Покуда мы проходили садом да долгим каким-то двором, да всходили на крыльцо — не парадное, а крыльцо к пристройке — я пытался расспросить, что случилось да к кому вызов. Но женщина молчала, что меня чуть даже и рассердило — показалось, что молчит она демонстративно.
Но когда мы вошли в скудную комнатеху, и она включила тусклую лампочку, и когда я увидел синеватые ее губы, испуганное лицо, и когда услыхал ее дыхание, я понял, что два дела разом — идти и говорить — она просто делать не в силах.
— А вы почему не лежите? — вкрадчиво спросил я, обрывом сердца почувствовав, что предстоит тяжелейшая работа.
— Некому.
— А хозяева? Вы же на даче.
— Пустили… с условием… беспокоить по ночам… не буду.
— У вас были инфаркты?
— Два.
Я уложил ее в постель и на ходу пощупал пульс и приблизительно, без часов определил, что лупит под сто восемьдесят.
Вот тут секундная — и непременная у меня — растерянность. Ну, топтание на месте — то ли бежать за аппаратурой, то ли раскладывать сумку.
— Секунду! — сказал я. — Сейчас.
И побежал — узким проходом между домом и сараем, двором, садом — к машине. И на бегу лихорадочно соображал, а что делать? Так-то, по правилам, могу вызвать бригаду. Но пока они приедут. Если, конечно, они на месте, что вряд ли, дачное время, накат белых ночей, отчего-то сердечники не любят белые ночи, есть в них что-то нездоровое. Ладно, постараюсь справиться. Плохо, что в таком случае и четырех-то рук мало — кислород, вены, кардиограф. Ладно, кардиограф потом.
Но прихватил и кислородный аппарат, и кардиограф, и опять же бегом, бегом.
А женщина-то сухонькая — вернее, изможденная долгой болезнью, да и лет ей немного, всего шестьдесят, и лицо у нее землистое, и глаза уже не испуганные, а безнадежные, она потратила последние силы на ожидание машины и проход по двору, и вот, дождавшись меня, вытянувшись вольно на кровати, она вовсе уплывала.
Ей бы хоть сесть для облегчения дыхания и ноги опустить в теплую воду. Но уж, видно, смирилась с тем, что уплывает, и воля исчезла.
Ах ты, мать честная, а в легких-то отек начинается, а мерцательная аритмия сто восемьдесят, а давление восемьдесят на сорок, а вен — что самое плохое — нет вовсе. Так что меня бросило в позорный пот.
Но тут включился счетчик некоторой выучки, и уже далее я работал привычно.
— Дышать, прошу вас, дышать. Соберитесь, прошу вас. Ну, прошу, — уговаривал я ее, пропуская кислород через спирт. — Ведь лучше, верно?
Она устало моргнула.
— Что вам помогает при аритмиях? — спросил я, кончив давать кислород.
— Вроде изоптин.
Набрал несколько шприцев лекарств. Но вен-то нет. Я пытался попасть наугад, но все впустую. А она уплывала слова, и уже не могла удержать руку на кровати, и рука бессильно свесилась. А кровать была низкой, и кисть касалась пола.
Тогда я рухнул на колени, но так было неудобно, и я сел на пол, но и так мне никак было не подловить вену, и тогда я лег на живот, и как-то уж, чуть даже ползая на пузе, все-таки сумел зафиксировать кисть и поймать тонкую венку между указательным и средним пальцами.

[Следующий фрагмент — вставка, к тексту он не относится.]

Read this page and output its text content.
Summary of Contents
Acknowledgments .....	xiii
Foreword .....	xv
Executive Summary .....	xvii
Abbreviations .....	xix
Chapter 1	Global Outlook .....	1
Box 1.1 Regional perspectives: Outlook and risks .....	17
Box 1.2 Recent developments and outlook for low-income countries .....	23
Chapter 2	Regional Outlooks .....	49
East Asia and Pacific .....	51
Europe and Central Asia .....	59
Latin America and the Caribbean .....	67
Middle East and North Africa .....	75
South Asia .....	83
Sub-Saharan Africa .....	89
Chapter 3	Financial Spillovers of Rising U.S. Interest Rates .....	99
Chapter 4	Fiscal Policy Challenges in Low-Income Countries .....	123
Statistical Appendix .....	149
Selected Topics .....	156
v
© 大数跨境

Осторожно снял жгут и начал медленно вводить шприц за шприцем. Начал чувствовать, что рука уже не безжизненная, но женщина удерживает ее в нужной позиции.
— Ну, легче? — спросил я с надеждой, но уж и сам видел, что легче: и давление чуть поднял, и пульс стал реже, и хрипы в легких исчезли, и уменьшилось удушье. Даже губы порозовели.
Это уж, скажу честно, мне просто повезло.
— Вы сейчас будете спать — я ввел морфий и седуксен, но еще пять минут потерпите.
Мне надо было сделать кардиограмму, и я установил аппарат. Но во времянке не к чему было присоединить заземление, и тогда я вышел во двор.
Хоть замечал, что наступило прозрачное утро, что дом стоит на берегу залива, и залив сверкает в розовом рассвете, и даже видны на горизонте неподвижные лодки, глаза мои суетливо искали какую-нибудь железяку. И нашли — ржавый лом. Я воткнул его во влажную траву под окном и приспособил к нему зажим заземления.
Быстро, не прося больную задерживать дыхание, снял кардиограмму. Рассмотрел ее — да, старые инфаркты, да, ишемическая болезнь, да, мерцательная аритмия, но свежего инфаркта не было.
Я собрал шприцы, положил в карман пустые ампулы, за которые следует отчитаться, заполнил листки, еще раз осмотрел больную — спит глубоким сном, и данные, пожалуй, привычные для нее.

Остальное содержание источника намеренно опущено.